Bank of Maharashtra Scam: Tip of an iceberg!
I remember my grandmothers’ old idiom. She used to say in Bengali – ‘Oti lobhe tanti nosto’ (More greed spoils Tant – which is cloth fabric). The meaning of this idiom was simple – don’t be too greedy to rise the ladder of success, it might will everything. Perhaps, this is happening with fraudsters, who are looting money from the banks.
With the latest addition of real estate developer D S Kulkarni added in the league of diamond merchant Nirav Modi and liquor baron Vijay Mallya, the trust in the centralised banks of the country is slowly diminishing.
While Modi and Mallya flunked the banks and left on a journey worth rememberable, Kulkarni and his wife Hemanti were not that lucky. They were arrested by the police in February, with an accusation of cheating 4,000 investors worth Rs 1,154 crores. Not only that they diverted bank loans amounting to Rs 2,892 crores (close to Rs 3,000 crores).
Releasing the official statement in May, the Punjab National Bank had said that they had a total fraud liability of Rs 14,356 crores, which was carried by Modi and his associates. On the other hand, the liquor baron, Mallya looting Indian banks worth Rs 9,000 crores and is fighting cases in United Kingdom, when he flew.
Counting the total amount by Bank of Maharashtra (BoM), which Modi and Mallya looted and comparing it with Kulkarni’s fraud, it’s just the tip of an iceberg. However, the amount is just 12.5 percent of the combined fraud done by the whales, money is money after all and its people’s hard earned money.

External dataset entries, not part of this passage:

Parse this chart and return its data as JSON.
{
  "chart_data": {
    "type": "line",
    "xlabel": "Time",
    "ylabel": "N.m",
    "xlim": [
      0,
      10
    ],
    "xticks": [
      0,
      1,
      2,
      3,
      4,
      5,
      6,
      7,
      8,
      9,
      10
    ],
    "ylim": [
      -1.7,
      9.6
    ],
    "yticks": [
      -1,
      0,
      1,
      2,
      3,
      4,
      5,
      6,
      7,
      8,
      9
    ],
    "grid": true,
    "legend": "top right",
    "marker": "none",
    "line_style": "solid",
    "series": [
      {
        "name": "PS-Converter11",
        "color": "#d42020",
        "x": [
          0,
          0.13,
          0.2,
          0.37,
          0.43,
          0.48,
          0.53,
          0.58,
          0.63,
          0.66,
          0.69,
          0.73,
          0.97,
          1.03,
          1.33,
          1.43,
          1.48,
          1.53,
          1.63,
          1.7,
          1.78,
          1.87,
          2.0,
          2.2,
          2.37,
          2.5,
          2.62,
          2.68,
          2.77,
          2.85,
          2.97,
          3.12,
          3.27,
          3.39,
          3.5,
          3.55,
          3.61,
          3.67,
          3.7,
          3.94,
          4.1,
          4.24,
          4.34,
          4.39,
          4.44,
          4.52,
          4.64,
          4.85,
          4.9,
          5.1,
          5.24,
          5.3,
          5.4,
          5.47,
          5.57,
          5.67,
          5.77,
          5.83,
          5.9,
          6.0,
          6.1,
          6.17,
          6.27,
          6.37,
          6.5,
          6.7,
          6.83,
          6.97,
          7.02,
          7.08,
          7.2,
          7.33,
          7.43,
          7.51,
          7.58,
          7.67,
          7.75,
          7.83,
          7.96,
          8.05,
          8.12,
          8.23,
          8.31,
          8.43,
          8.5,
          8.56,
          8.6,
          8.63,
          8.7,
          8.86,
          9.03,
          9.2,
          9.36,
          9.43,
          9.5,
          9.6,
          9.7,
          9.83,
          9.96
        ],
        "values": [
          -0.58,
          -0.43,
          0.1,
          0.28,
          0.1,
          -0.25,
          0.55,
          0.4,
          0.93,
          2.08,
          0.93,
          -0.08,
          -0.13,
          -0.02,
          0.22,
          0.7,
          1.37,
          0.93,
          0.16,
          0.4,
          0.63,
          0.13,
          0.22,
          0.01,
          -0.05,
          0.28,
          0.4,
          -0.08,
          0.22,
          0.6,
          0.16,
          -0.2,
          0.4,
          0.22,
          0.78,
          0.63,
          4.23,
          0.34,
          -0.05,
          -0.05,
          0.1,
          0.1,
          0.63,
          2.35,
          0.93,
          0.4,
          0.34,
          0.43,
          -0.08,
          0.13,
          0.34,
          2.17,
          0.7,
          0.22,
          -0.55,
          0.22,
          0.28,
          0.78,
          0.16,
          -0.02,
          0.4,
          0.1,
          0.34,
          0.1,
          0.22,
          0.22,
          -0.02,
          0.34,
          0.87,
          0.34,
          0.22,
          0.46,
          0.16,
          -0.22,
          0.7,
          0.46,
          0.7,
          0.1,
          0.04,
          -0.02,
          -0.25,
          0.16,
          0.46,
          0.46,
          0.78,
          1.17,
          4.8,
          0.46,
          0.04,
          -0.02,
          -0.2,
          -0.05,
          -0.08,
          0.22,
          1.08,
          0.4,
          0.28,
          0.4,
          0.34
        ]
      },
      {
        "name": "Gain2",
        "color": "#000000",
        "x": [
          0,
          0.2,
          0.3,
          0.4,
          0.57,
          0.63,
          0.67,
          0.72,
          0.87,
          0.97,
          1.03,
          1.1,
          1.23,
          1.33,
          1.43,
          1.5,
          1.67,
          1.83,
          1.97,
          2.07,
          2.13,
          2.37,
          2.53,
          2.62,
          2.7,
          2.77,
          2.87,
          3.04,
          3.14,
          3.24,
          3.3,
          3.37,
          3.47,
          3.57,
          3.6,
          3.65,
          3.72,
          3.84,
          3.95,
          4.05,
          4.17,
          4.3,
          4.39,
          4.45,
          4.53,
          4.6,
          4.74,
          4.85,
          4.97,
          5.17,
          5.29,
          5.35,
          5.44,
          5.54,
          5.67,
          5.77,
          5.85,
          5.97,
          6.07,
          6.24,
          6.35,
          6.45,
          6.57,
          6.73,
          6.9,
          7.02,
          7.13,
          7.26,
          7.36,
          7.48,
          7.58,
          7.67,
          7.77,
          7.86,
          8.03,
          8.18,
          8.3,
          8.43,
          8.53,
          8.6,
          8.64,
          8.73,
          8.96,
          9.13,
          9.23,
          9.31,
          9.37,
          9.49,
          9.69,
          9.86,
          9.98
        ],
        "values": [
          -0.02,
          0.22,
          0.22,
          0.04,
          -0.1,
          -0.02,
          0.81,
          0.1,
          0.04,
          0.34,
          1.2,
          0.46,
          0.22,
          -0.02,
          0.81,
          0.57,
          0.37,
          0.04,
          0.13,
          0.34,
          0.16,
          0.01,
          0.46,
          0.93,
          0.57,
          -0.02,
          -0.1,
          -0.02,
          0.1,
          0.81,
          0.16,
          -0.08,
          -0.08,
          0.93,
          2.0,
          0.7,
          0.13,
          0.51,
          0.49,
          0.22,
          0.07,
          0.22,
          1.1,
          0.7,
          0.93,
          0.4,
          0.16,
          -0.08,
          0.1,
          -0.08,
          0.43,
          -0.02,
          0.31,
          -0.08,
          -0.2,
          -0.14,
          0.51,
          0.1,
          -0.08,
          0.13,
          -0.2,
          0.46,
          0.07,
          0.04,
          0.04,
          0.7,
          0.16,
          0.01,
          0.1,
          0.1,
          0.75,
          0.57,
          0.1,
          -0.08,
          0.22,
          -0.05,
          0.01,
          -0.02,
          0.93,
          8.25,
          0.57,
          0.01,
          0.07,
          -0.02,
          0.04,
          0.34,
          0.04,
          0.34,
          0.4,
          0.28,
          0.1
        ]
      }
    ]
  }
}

On further investigation, as it continues in India, the Economic Offences Wing (EOW) of the Pune police nabbed BoM CEO and Managing Director Ravindra Prabhakar Marathe for his alleged links in the fraud case against Pune-based DSK group. Not only Marathe, but executive director Rajendra Kumar Vedprakash Gupta, former CEO and MD Sushil Muhnot and zonal manager Nityanand Sadashiv Deshpande were picked up by the team.
Though the police claim that the bank official had violated the norms and Reserve Bank of India (RBI) guidelines; Is this a new thing? This happened during the Mallya’s time and during the Modi’s time too. After these fraudsters left the country, the police booked bank officials and tried to wash their hands, saying we did our job in the country, however, protocols with foreign nations don’t allow us to attest the alleged culprits. I mean really? Is this the only explanation you have?
I am a little sceptical on Narendra Modi’s assurance on bringing back Mallya and the other Modi to the court of justice by his term ends in 2019. The Bharatiya Janata Party had won the elections in 2014, with one of their promises to bring back the black money from foreign nations.
Leave that promise, the government needs to give an assurance to the people of India now, that their money is safe in the banks . That no diamond merchant or liquor baron or estate developer will rob them. However, with global warming increasing with time, looks like iceberg has just started to flow in the economic waters.